Sexual harassment remains rife within the New South Wales Police Force, despite the organisation’s stated commitment in 2019 to improve its culture.
All talk but little action
Despite its public statements, the New South Wales Police Force has allowed one of its officers to keep his job despite being found guilty of sexually touching a female colleague without her consent and sentenced to an 18-month conditional release order. An apprehended violence order was also made against the officer.
Sergeant Ronald John Tarlington remains has been suspended on full pay despite a Magistrate in Downing Centre Local Court finding him guilty and imposing the orders on him.
The court heard that a female colleague was sitting on Sergeant Tarlington’s lap at a pub one evening late last year, when the senior officer moved his right hand inside her jacket and grabbed her breast, causing her to stand up and walk away.
The woman told the court that her superior squeezed her nipple, growled and had a crooked smile on his face.

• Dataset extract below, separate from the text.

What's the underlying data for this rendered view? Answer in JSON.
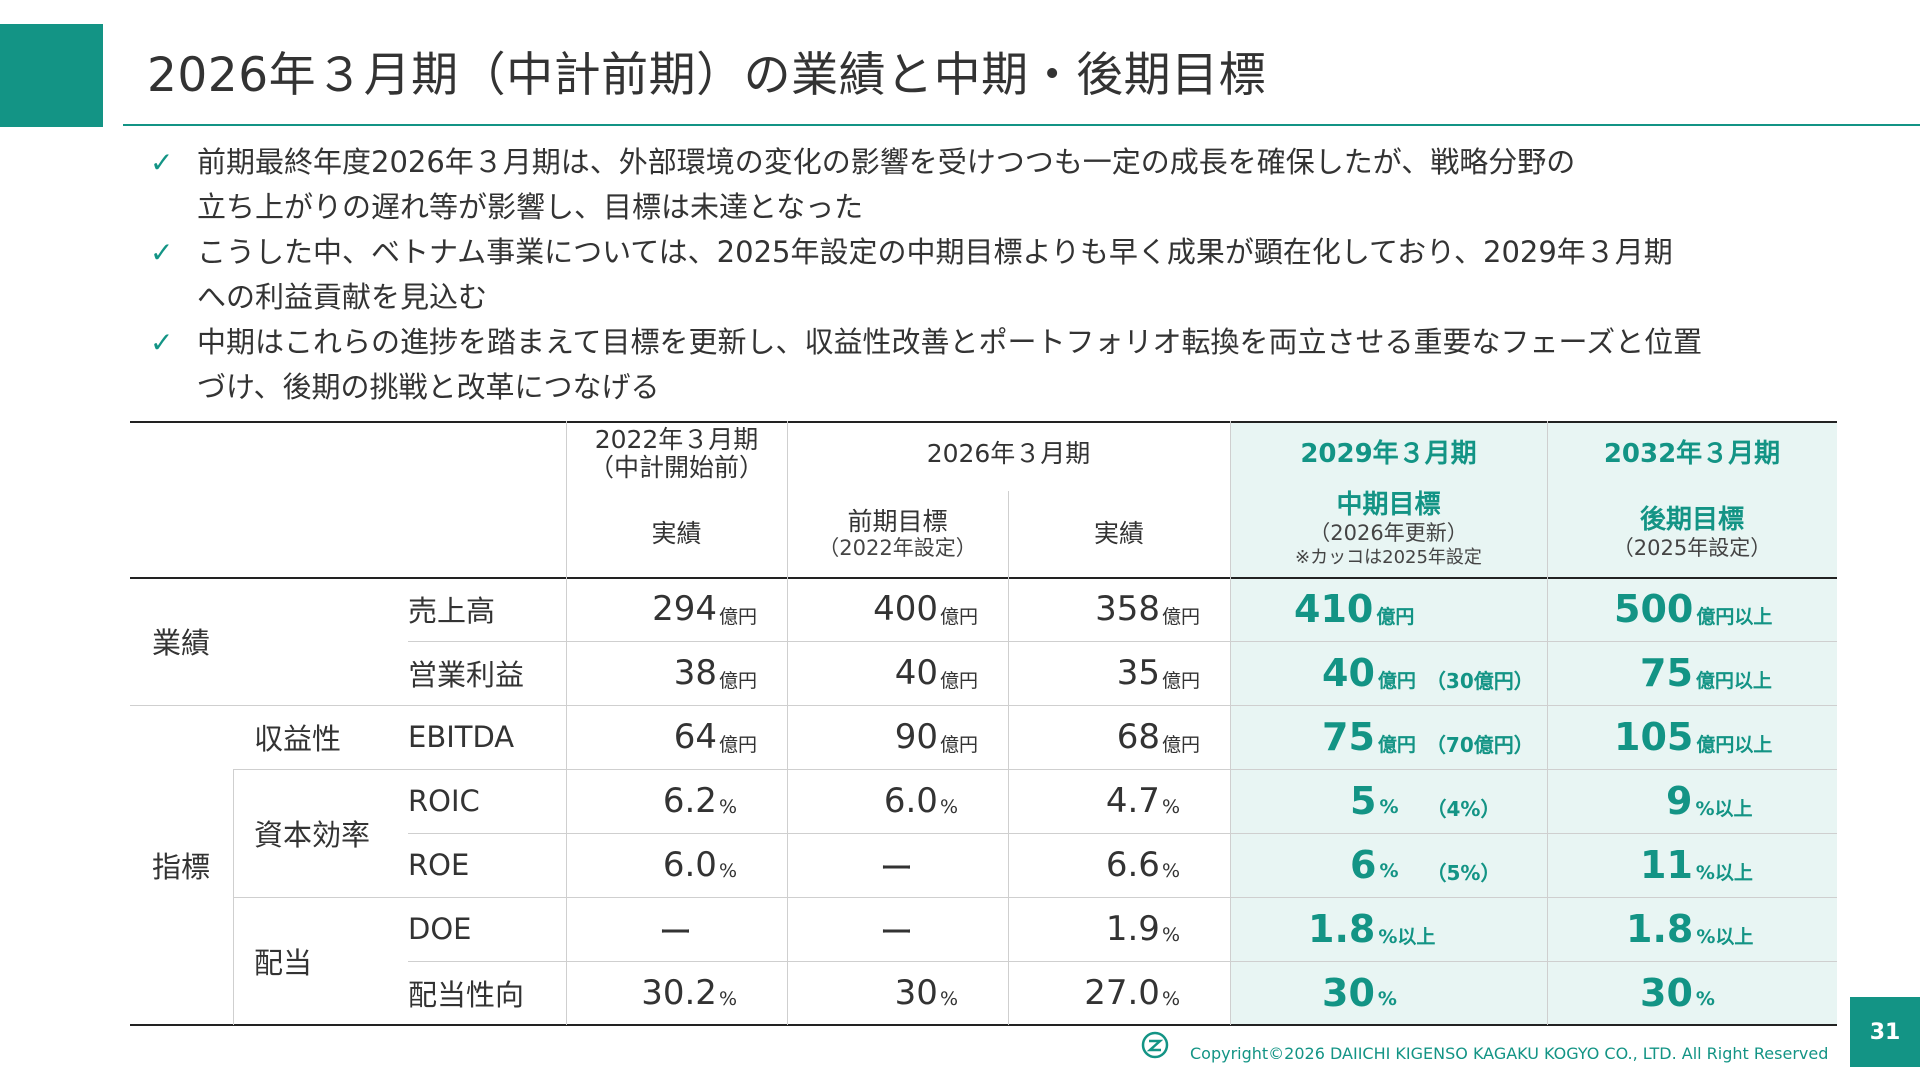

She reported the incident to several colleagues immediately afterwards, and the entire incident was captured on CCTV footage.
In finding him guilty, Magistrate Paul Mulroney found there was no evidence consistent with the touch being a mistake, as the sergeant had claimed.
His Honour remarked that people should be able to socialise without having their bodily integrity compromised, and that the sergeant’s conduct was a breach of trust.
Mr Tarlington is now appealing his sentence to the District Court of New South Wales.
Harassment is rife in the NSW police force
Harassment and bullying are rife amongst the Australian police forces, with figures released in 2018 showing that in the New South Wales force alone, officers lodge around 200 harassment complaints against their own colleagues each year, about a quarter of which are for sexual harassment.
In 2019, a cultural review of the NSW police force, conducted by former Australian sex discrimination commissioner, Elizabeth Broderick, found that one in three women reported being sexually harassed by a colleague in the last five years while only 13% men said the same.
Female officers reported a ‘masculine culture’ with high levels of sexual discrimination, which made it difficult for them to do their jobs or move through the ranks to leadership positions.
At the time, the New South Wales police union called on the force for urgent action to end the ‘boys’ club’ and provide more of a level playing field for women.
Victorian police, South Australian Police and the AFP have also been the subject of various reviews in the past several years, each of which have highlighted high levels of harassment.
For victims, speaking up can mean further harassment as well as ostracism and intimidation. Police forces around the country have a reputation for isolating and tormenting whistleblowers, and protecting their own.
Often this means officers who witness poor behaviour won’t stand up for their colleagues either for fear of reprisal, and victims can sometimes find it easier to leave the force.
Part of the problem too, stems from the fact that offending officers are, more often than not, left undisciplined.
What does the law say?
But the relatively new offence of sexual touching – which replaced the offence of indecent assault in New South Wales on 1 December 2018 – says that making sexualised contact with another’s body without their consent a criminal offence.
The new offence was introduced as part of a range of reforms across the laws that govern sexual offences, aimed at promoting coherency and clarity.
The offence of Sexual Touching in NSW
Sexual touching is an offence under section 61KC of the Crimes Act 1900 in New South Wales, which carries a maximum penalty of 5 years in prison in the District Court, or 2 years if finalised in the Local Court.
The maximum penalty increases to 10 years in prison where the complainant was between the ages of 10 and 16 years, or 16 years where the complainant was under the age of 10.
Whilst there are various types of penalties available for a sexual touching, an intensive correction order (ICO) is not an available option for a Magistrate or Judge where the victim involved in the offence was less than the age of 16-years.
A person can only be guilty of sexual touching if the court is satisfied beyond reasonable doubt as to all of the following elements:
- The defendant intentionally touched the complainant or incited someone else to do this;
- A hypothetical reasonable person will consider the touching was ‘sexual’;
- The complainant did not consent to the touching; and
- The defendant knew that the victim was not consenting to the touching at the time.
The defendant will be considered to have known that the complainant was not consenting to sexual touching in any one of the following scenarios:
- The defendant had turned his/her mind to the possibility that the complainant did not consent, but took the risk anyway;
- The defendant didn’t care as to whether the complainant was consenting at the time;
- The defendant didn’t turn his/her mind to the issue of whether the complainant was providing consent at the time; or
- The defendant knew that the complainant wasn’t consenting.
These states of mind, or lack thereof, can be inferred by looking into the particular facts of the case at hand, including the defendant’s or complainant’s conduct before, during and after the alleged sexual touching.